The disciple applied those principles in his two-year tenure at Valenciennes, and not without success, the French press dubbing his team the “Barça of the North”, a nickname he did not appreciate at all.
His first contact with the real Barça came only a few days ago, the experience proving to be a positive one for the Frenchman, as his new charges fought from two goals down to force a 2-2 draw against the all-conquering champions at the Anoeta.
Though delighted by that performance, Montanier knows that the likes of Barcelona and Real Madrid are operating on a different level to Real Sociedad.
“They’re untouchable, but if you want to climb the mountain, you can’t let yourself by overawed by how high it is,” he said undaunted. “These are exciting challenges and they’re very difficult to overcome, but I think there are lot of my colleagues back in France who would love to swap places with me, even if the task I have here is an extremely tough one.”
Montanier’s arduous new assignment is also the fulfilment of a childhood dream, the French coach taking the reins at a club where the legendary goalkeeper Jose Luis Arconada stood tall for a decade and a half.

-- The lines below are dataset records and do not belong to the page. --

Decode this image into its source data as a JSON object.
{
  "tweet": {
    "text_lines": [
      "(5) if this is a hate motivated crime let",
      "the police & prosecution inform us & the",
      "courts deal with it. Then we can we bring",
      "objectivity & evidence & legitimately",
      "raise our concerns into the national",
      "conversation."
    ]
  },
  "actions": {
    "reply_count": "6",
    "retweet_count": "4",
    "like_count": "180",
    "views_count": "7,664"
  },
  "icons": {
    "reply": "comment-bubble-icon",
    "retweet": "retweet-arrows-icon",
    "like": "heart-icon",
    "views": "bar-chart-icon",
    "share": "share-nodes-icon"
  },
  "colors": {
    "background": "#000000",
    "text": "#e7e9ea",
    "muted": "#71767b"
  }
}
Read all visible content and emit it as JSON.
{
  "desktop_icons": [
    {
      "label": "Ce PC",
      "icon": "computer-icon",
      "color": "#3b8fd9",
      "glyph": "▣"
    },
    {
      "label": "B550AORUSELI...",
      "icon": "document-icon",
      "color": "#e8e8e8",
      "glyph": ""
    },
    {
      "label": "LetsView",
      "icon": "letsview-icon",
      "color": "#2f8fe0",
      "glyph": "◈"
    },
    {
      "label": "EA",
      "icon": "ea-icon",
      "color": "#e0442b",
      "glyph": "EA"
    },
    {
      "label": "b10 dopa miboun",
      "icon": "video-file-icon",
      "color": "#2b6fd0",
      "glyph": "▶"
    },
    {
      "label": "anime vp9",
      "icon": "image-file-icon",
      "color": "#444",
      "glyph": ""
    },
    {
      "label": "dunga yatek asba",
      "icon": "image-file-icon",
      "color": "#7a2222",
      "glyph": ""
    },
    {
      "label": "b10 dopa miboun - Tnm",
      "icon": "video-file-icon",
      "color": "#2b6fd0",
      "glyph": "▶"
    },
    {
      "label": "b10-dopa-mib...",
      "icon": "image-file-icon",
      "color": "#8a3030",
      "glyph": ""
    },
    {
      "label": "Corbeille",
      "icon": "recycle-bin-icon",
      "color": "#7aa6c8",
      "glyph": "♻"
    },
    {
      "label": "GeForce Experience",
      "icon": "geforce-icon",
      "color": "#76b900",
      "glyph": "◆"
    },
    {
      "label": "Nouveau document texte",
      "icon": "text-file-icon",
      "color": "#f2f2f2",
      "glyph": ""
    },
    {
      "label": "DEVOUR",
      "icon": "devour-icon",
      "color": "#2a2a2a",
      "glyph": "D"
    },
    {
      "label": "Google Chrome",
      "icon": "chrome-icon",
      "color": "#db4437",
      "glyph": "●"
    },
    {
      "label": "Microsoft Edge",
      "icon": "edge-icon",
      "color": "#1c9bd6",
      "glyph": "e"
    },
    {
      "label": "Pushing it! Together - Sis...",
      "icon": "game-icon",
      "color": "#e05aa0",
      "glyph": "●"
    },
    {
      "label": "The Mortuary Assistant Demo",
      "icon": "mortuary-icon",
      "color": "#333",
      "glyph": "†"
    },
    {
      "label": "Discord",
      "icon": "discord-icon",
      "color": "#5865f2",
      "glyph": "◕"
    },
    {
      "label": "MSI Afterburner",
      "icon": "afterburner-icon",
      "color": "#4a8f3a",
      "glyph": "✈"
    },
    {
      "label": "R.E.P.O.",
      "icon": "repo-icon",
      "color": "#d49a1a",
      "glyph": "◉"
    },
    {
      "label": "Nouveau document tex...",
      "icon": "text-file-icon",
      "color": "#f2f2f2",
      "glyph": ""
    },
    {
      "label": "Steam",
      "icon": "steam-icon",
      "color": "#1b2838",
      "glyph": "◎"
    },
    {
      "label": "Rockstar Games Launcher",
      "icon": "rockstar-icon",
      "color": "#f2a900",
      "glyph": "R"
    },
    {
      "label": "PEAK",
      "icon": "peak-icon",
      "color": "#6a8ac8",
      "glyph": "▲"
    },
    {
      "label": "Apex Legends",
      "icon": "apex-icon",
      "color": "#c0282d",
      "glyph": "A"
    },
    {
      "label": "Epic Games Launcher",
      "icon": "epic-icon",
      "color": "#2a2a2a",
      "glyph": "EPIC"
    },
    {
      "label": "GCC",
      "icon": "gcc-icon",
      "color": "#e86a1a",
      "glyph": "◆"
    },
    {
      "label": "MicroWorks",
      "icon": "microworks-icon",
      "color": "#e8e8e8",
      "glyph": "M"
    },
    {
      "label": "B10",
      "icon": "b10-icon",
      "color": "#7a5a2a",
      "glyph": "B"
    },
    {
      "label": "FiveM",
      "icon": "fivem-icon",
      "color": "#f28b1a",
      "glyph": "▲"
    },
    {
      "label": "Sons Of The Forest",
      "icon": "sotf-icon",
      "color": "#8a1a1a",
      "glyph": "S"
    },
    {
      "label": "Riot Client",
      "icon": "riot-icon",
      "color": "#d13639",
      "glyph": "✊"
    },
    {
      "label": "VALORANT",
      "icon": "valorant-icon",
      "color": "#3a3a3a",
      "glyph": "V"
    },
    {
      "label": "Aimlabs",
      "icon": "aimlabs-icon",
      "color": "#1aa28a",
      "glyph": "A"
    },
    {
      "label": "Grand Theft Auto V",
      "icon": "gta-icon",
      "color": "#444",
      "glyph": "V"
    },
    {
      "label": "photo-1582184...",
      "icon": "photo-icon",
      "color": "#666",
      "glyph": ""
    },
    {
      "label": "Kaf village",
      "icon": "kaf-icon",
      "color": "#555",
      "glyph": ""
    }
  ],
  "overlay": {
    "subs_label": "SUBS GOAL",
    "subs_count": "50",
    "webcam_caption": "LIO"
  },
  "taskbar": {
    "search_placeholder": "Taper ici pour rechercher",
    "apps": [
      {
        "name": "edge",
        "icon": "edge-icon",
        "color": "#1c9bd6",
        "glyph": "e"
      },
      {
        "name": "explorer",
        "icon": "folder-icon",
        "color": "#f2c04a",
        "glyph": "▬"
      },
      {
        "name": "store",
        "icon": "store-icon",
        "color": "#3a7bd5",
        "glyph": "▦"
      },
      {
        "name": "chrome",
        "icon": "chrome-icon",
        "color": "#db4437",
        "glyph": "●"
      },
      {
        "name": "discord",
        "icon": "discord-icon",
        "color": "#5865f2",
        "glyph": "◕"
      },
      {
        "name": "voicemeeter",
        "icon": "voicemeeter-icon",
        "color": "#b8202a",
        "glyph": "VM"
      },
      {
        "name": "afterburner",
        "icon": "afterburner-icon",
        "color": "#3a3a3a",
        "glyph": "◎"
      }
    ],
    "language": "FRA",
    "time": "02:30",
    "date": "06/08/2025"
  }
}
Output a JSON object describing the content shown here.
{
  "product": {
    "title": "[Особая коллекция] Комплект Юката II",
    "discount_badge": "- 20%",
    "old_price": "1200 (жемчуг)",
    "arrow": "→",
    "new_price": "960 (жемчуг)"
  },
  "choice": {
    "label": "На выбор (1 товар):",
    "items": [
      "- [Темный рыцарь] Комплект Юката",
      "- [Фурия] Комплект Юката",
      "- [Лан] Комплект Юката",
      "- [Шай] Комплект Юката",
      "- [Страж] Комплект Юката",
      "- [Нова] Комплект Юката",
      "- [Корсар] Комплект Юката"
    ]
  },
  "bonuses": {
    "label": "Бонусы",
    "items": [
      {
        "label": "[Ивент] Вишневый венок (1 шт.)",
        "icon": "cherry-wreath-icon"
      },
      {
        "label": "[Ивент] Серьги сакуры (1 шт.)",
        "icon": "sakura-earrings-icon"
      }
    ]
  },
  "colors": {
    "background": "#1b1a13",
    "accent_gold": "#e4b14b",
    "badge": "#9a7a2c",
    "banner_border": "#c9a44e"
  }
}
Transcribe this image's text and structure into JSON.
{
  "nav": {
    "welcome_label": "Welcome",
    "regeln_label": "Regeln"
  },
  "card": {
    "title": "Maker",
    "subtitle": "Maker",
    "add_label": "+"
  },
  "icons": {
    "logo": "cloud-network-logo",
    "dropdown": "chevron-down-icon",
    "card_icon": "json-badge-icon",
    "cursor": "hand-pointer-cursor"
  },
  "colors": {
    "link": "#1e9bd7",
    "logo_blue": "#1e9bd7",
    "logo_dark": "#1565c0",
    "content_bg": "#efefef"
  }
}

“I first heard about Real Sociedad in the 1980s because my goalkeeping hero was Arconada, the best in Europe to my mind,” he explained. “In France he’s unfairly remembered for letting in that Michel Platini shot,” he added, in reference to the free-kick that squirmed under Arconada’s body in the final of the 1984 European Championships between France and Spain, an error that set the French on the road to victory.
As Montanier went on to explain, his goalkeeping background is unusual for a coach, in Spain at least: “People are a bit more surprised by it here than they are in France, where you have keepers-turned-coaches like Alain Casanova, Elie Baup and Gerard Gili. But there’s a simple explanation, and that’s the fact that keepers are in charge of their defences, and they have a great view of the opposition and the game in general.”
Another person with a big part to play in Montanier’s upwardly mobile career is his mentor, the recently retired and vastly experienced French coach Robert Nouzaret. It was Nouzaret who gave him his first playing opportunity at Caen in the late 80s and who later taught him the ins and outs of coaching, an education his pupil remains grateful for.
“He was my role model, I really wonder what I would have done if I’d never met him,” pondered Montanier. Maybe I’d have stayed in Pacy-sur-Eure (where he began his playing career) doing social work. He’s always been a hugely important figure, and always will be.”
An integral part of his brief at Real Sociedad is to show the same kind of confidence in his players that his mentor once showed in him, a potentially key aspect in the club’s bid to return to the pinnacle of Spanish football without compromising their proud traditions.
“As was the case with Raynald, they want to nurture the home-grown ethic and open the doors to young players from the academy,” said Montanier. “To achieve that they need a coach who has experience of giving youngsters a start in the top flight and helping them develop.”
La Real’s ambition in that respect is perfectly encapsulated by another Frenchman, the highly promising attacking midfielder Antoine Griezmann.
“He’s got the talent and the quality,” said his new coach approvingly. “He had a great debut season in La Liga last year, but that was only the start and the hardest thing is to kick on and establish yourself. There will always be lots of young players who shine for just one season, but there are a lot fewer players who shine for ten.
“I hope Antoine is one of them,” he continued. “He needs to keep on moving forward and developing here. And if there comes a day when he really is too big for La Real, he’ll go elsewhere and will have what it takes to success at a very big club.”
Before that happens, however, Montanier will be hoping to succeed in his own mission: to restore Real Sociedad to their place in the elite of Spanish football.